Here’s the story again, in brief: The Pentagon’s bomb-makers needed fluorine to produce uranium hexafluoride. In 1946, an accident at a secret DuPont-run weapons plant in Deepwater, New Jersey, prompted a lawsuit by owners of contaminated farmland. To counter the lawsuit (and protect its secret bomb program), the Pentagon conspired to redefine fluoride emissions as “benign.” Formerly classified documents revealed that the idea to “counteract the local fear of fluoride … through lectures on … the usefulness of F in tooth health” originated with Harold C. Hodge, a fluoride toxicologist with the Manhattan Project. (For the complete tale, see Bryson’s book, The Fluoride Deception.)

It has taken nearly a half-century to cut fluoridation levels by half. But critics note the new standard remains a mere “recommendation” unless approved by the EPA’s Office of Drinking Water. Even then, the new standard still would expose 1 in 200 US kids to dental fluorosis. And there are other risks: The National Research Council has linked fluoride exposure to bone fractures and crippling skeletal fluorosis, which is commonly misdiagnosed as arthritis.
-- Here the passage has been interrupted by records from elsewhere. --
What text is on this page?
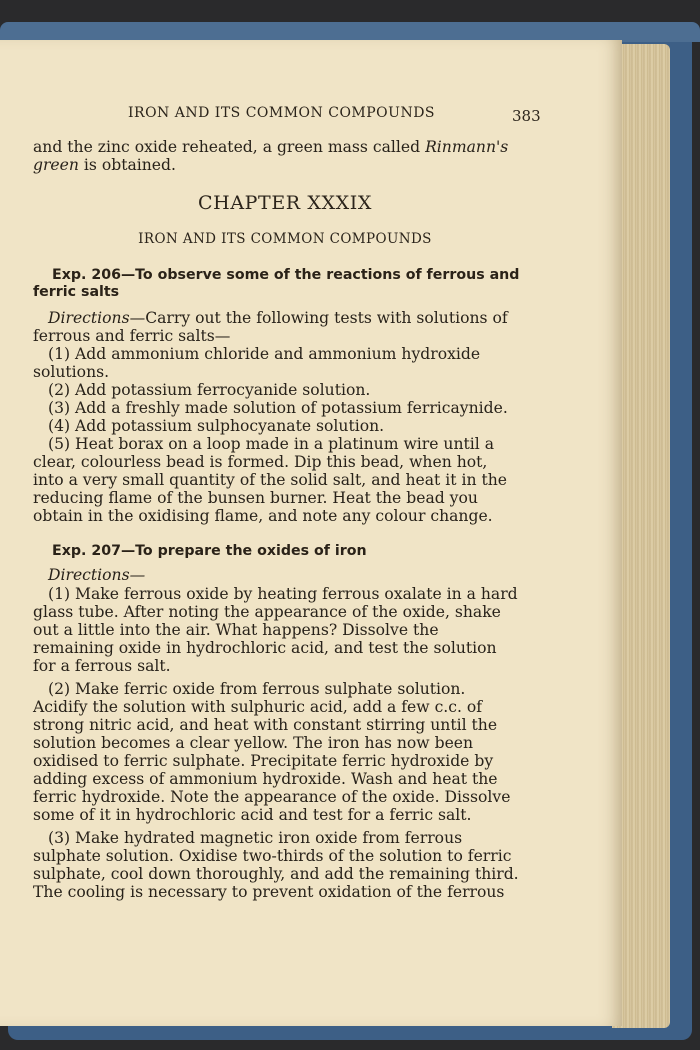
IRON AND ITS COMMON COMPOUNDS	383
and the zinc oxide reheated, a green mass called Rinmann's
green is obtained.
CHAPTER XXXIX
IRON AND ITS COMMON COMPOUNDS
Exp. 206—To observe some of the reactions of ferrous and
ferric salts
Directions—Carry out the following tests with solutions of
ferrous and ferric salts—
(1) Add ammonium chloride and ammonium hydroxide
solutions.
(2) Add potassium ferrocyanide solution.
(3) Add a freshly made solution of potassium ferricaynide.
(4) Add potassium sulphocyanate solution.
(5) Heat borax on a loop made in a platinum wire until a
clear, colourless bead is formed. Dip this bead, when hot,
into a very small quantity of the solid salt, and heat it in the
reducing flame of the bunsen burner. Heat the bead you
obtain in the oxidising flame, and note any colour change.
Exp. 207—To prepare the oxides of iron
Directions—
(1) Make ferrous oxide by heating ferrous oxalate in a hard
glass tube. After noting the appearance of the oxide, shake
out a little into the air. What happens? Dissolve the
remaining oxide in hydrochloric acid, and test the solution
for a ferrous salt.
(2) Make ferric oxide from ferrous sulphate solution.
Acidify the solution with sulphuric acid, add a few c.c. of
strong nitric acid, and heat with constant stirring until the
solution becomes a clear yellow. The iron has now been
oxidised to ferric sulphate. Precipitate ferric hydroxide by
adding excess of ammonium hydroxide. Wash and heat the
ferric hydroxide. Note the appearance of the oxide. Dissolve
some of it in hydrochloric acid and test for a ferric salt.
(3) Make hydrated magnetic iron oxide from ferrous
sulphate solution. Oxidise two-thirds of the solution to ferric
sulphate, cool down thoroughly, and add the remaining third.
The cooling is necessary to prevent oxidation of the ferrous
In the aftermath of the DHHS’s landmark ruling, Paul Connett, director of the Fluoride Action Network and author of the new book, The Case Against Fluoride, is hopeful that fluoride’s days are numbered. “Now we can concentrate on getting the EPA water division to do an honest job,” he says.

And maybe we can also retire the nuclear weapons that fluorides made possible.

Gar Smith is the Journal’s Editor Emeritus. He is a member of Fluoride Action Network’s Advisory Board.